A migrant disembarks from the Ocean Viking rescue ship in the Sicilian port of Messina, September 24, 2019. /VCG Photo
Italy presented a scheme on Friday to accelerate the expulsion of migrants who have no right to stay in the country, cutting the time it takes to decide on whether an asylum seeker must return home.
Immigration flows helped fuel the rise of Italy's far-right League party, whose leader Matteo Salvini imposed a crackdown on arrivals while he was interior minister until August.
Salvini closed Italy's ports to migrant rescue ships, threatening the charities operating them with fines of up to one million euros (1.1 million U.S. dollars) if they tried to dock.
After the League unexpectedly quit the government in a failed bid to trigger an early election, its former ally the 5-Star Movement formed a coalition with the center-left Democratic Party, ushering in a less aggressive approach to immigration.
The new government has already agreed with four other EU states a scheme to distribute people saved in the Mediterranean, and it hopes its plan to send back those already in Italy will defuse accusations by Salvini that it is soft on immigration.
(L-R) Italy's Interior Minister Luciana Lamorgese, European Commissioner for Migration, Dimitris Avramopoulos, Malta's Interior Minister Michael Farrugia, Finland's Interior Minister, Maria Ohisalo and Germany's Interior Minister Horst Seehofer address a press conference at Fort St. Angelo in Birgu, September 23, 2019. /VCG Photo
"I do not believe that redistributing migrants to other European countries is the final solution", 5-Star leader and Foreign Minister Luigi Di Maio told a news conference.
Under the new decree, the time to examine asylum requests of migrants who come from a list of 13 "safe" European and African countries, including Tunisia and Albania, will be reduced from two years to four months.

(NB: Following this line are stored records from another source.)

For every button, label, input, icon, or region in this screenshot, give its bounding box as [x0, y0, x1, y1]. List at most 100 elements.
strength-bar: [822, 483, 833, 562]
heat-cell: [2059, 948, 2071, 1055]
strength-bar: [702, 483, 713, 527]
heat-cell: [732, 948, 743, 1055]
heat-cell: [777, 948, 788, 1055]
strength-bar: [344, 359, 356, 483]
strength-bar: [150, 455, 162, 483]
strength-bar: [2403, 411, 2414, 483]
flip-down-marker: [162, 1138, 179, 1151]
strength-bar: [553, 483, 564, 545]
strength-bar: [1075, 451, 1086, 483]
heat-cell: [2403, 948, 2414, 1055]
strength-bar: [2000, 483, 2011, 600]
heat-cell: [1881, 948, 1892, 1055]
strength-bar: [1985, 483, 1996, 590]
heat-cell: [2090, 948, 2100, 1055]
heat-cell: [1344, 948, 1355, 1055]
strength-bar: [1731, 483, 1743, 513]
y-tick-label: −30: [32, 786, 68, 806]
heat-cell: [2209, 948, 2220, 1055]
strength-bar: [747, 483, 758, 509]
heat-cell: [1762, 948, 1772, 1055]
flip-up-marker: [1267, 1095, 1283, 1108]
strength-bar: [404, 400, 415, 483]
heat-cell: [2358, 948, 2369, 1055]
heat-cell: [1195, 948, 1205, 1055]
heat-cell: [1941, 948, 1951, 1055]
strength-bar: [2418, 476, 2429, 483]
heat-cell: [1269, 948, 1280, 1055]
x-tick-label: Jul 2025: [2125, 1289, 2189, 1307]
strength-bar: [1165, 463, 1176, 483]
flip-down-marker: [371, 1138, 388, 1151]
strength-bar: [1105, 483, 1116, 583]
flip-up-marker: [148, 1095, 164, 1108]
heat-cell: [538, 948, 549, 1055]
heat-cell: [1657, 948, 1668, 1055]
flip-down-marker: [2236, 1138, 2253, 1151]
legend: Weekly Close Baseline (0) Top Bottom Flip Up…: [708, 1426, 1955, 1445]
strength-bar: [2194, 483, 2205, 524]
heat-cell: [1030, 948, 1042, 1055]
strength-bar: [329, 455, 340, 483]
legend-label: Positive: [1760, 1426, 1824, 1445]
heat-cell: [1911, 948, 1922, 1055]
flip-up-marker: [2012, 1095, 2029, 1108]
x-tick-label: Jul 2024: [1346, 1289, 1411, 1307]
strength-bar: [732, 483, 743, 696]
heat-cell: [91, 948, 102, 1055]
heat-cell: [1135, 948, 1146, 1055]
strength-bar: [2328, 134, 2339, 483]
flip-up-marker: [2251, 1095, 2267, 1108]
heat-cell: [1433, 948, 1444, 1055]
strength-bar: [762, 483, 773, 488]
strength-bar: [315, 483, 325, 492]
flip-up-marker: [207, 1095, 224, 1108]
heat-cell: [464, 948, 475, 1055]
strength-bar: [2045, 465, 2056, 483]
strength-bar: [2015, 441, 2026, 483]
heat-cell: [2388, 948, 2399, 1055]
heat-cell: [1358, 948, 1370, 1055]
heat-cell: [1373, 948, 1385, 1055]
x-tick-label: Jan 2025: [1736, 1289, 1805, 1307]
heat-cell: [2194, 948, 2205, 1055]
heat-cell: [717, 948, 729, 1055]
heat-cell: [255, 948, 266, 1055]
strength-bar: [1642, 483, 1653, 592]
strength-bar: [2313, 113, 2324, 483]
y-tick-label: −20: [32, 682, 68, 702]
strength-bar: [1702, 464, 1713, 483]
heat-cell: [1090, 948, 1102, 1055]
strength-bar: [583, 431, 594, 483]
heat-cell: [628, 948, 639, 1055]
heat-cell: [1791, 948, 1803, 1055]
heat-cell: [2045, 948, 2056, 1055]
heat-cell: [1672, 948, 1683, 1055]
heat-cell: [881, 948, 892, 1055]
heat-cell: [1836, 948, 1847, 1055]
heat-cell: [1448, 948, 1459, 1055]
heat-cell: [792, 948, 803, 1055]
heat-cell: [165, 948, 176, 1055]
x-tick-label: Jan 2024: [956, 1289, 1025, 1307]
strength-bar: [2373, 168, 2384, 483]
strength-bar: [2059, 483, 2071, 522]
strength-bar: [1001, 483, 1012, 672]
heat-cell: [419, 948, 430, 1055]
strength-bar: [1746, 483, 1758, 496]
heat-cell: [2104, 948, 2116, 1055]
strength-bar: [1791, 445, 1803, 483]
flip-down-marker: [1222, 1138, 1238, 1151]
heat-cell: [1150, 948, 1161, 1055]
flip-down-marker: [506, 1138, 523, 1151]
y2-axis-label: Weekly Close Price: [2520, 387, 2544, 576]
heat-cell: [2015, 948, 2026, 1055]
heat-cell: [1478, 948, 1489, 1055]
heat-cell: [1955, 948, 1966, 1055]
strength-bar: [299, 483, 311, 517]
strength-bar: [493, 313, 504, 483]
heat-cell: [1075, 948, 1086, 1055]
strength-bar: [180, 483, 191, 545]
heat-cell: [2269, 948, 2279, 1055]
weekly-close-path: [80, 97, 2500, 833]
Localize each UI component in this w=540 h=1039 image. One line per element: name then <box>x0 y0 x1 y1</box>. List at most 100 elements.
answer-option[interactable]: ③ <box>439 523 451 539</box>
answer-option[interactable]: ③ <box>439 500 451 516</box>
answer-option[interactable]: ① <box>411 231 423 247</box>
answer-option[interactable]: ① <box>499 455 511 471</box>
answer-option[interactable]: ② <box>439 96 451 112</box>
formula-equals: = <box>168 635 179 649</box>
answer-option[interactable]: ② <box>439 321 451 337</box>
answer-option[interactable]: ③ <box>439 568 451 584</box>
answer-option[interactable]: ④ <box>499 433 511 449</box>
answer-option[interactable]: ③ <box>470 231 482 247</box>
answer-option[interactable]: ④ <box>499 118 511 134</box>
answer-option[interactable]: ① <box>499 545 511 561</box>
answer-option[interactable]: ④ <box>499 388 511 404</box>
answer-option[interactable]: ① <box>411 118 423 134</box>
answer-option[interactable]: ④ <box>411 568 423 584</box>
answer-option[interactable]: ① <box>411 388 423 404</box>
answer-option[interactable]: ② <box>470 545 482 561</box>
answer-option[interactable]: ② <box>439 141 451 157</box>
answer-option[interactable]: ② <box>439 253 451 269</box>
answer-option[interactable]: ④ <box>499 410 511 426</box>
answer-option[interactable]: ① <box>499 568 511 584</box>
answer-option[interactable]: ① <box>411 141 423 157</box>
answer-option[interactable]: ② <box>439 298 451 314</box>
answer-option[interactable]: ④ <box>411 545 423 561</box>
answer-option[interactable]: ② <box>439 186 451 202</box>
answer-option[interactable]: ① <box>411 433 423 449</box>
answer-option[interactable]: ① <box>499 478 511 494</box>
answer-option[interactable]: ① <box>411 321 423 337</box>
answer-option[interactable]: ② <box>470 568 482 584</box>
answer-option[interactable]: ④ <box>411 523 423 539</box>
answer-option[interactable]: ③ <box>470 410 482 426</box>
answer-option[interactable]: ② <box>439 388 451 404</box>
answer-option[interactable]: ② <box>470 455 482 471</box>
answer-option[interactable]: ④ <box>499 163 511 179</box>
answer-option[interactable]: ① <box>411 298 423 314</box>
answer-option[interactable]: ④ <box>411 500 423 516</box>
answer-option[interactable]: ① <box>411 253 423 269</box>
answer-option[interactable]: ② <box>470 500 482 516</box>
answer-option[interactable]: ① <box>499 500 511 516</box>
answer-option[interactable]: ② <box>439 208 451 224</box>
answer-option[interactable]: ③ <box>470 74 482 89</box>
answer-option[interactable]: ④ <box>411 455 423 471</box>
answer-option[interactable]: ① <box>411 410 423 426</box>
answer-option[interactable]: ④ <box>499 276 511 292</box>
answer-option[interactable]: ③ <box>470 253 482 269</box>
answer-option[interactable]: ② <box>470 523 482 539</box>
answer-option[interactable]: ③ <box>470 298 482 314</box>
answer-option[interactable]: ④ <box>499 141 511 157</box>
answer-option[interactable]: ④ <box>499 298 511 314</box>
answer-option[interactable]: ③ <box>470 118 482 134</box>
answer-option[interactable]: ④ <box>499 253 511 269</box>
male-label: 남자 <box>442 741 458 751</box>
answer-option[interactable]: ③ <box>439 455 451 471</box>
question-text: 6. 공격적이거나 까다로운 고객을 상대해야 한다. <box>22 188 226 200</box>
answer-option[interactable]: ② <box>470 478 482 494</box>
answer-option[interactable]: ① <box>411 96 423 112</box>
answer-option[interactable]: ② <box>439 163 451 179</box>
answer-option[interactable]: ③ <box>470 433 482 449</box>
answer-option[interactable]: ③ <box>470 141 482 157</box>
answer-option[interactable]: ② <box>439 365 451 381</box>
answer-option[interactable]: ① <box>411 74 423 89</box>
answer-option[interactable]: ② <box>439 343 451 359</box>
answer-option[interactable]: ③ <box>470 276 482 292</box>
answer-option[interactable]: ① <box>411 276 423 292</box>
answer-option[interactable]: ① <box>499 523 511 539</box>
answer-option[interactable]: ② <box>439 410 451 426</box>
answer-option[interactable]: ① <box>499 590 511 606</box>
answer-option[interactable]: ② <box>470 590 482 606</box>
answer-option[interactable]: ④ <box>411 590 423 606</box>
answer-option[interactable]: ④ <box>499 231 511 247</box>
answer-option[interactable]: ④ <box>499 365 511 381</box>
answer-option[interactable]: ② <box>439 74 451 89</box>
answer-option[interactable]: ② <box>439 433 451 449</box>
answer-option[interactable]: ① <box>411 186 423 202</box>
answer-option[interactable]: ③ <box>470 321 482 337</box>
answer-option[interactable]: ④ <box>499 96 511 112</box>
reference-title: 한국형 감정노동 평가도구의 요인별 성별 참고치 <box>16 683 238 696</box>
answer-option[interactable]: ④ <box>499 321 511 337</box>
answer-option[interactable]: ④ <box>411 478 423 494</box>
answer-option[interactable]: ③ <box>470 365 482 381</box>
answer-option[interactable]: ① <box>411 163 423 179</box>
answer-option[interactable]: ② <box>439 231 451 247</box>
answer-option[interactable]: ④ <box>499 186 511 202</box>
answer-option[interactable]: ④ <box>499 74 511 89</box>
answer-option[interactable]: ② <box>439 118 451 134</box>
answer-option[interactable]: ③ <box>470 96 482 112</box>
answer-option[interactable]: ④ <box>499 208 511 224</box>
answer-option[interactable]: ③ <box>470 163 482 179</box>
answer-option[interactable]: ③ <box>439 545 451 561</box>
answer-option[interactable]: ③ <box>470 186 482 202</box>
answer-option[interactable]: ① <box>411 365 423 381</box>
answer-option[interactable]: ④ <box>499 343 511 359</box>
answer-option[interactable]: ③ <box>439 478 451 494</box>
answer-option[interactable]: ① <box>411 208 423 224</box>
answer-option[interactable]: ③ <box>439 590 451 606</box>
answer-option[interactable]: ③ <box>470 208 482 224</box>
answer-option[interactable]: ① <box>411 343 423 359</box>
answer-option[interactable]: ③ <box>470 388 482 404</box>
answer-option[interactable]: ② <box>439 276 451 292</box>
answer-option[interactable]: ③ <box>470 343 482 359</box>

If the request is rejected, the expulsion procedure will be immediately triggered.
"More than one third of those who arrived in Italy in 2019 come from these countries," Di Maio said.
A migrant who jumped off the Spanish rescue ship Open Arms is carried on a stretcher, in Lampedusa, August 20, 2019. /VCG Photo
Official data show that fewer than 8,000 migrants came to Italy by sea in 2019, down 62 percent from 2018 and down 92 percent compared to 2017. However, expulsions fell far short of Salvini's electoral promises.
The League leader said he would repatriate 100,000 migrants in his first year in power, followed by another 400,000 during the rest of his five-year term in office, but Interior Minister Luciana Lamorgese told parliament this month that only 5,244 people had been repatriated this year up to September 22.
Prime Minister Giuseppe Conte welcomed the new plan as "a great step forward" and said he was confident it would produce more rapid repatriations.
"Italy has always been inefficient in this," Conte said.